Le démantèlement des expressions figées spécistes est étroitement lié à leur mise à distance citationnelle. Selon Jacqueline Authier-Revuz, tout discours est fondamentalement hétérogène sur le plan énonciatif, marqué par une « polyphonie non intentionnelle » (1984, 101) qui se déploie notamment dans le domaine de la phraséologie. Cet arrière-plan discursif, « celui du déjà dit, dont est fait, inévitablement, le tissu même du discours » (Authier-Revuz 1984, 100), constitue en effet un réservoir verbal dont il est cognitivement impossible de se défaire. Tout discours se construit donc nécessairement, et indépendamment de la volonté des locuteur·rice·s, à partir du déjà dit.

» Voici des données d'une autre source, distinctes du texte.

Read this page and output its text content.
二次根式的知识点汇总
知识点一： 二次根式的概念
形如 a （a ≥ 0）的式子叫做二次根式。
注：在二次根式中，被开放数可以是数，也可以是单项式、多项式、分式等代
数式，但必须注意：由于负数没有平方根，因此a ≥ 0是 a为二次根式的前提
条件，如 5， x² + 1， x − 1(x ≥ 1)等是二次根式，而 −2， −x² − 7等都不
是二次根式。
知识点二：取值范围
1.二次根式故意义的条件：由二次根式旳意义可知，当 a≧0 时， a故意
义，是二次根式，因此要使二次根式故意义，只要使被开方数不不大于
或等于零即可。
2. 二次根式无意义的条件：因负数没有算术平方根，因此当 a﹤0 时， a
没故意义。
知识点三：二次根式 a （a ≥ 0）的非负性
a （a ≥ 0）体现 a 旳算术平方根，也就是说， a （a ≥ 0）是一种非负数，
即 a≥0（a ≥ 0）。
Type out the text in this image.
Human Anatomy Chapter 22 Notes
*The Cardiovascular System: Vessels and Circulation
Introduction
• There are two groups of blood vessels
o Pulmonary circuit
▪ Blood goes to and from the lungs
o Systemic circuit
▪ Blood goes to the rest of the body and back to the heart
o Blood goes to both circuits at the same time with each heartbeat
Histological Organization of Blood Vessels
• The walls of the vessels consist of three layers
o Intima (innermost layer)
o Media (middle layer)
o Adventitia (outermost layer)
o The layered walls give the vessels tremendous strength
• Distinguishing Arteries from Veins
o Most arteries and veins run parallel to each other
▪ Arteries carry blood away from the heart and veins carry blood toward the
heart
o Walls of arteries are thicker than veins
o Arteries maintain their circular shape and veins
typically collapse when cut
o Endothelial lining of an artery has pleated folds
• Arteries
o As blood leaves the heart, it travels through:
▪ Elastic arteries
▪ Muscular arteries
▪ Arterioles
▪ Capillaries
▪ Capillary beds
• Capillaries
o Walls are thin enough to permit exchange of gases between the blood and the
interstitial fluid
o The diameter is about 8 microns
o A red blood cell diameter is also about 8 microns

Mais ces dernier·ère·s peuvent décider d’exacerber leur désolidarisation énonciative avec une partie de leur énoncé : les mots ou segments de phrases, tenus à distance (par un marquage typographique ou non), sont dits modalisés. L’allocutaire est invité·e à s’attarder sur ces « paroles tenues à distance » qui, n’étant pas prises en charge par le·a locuteur·rice, sont soumises au jugement et à l’examen critique.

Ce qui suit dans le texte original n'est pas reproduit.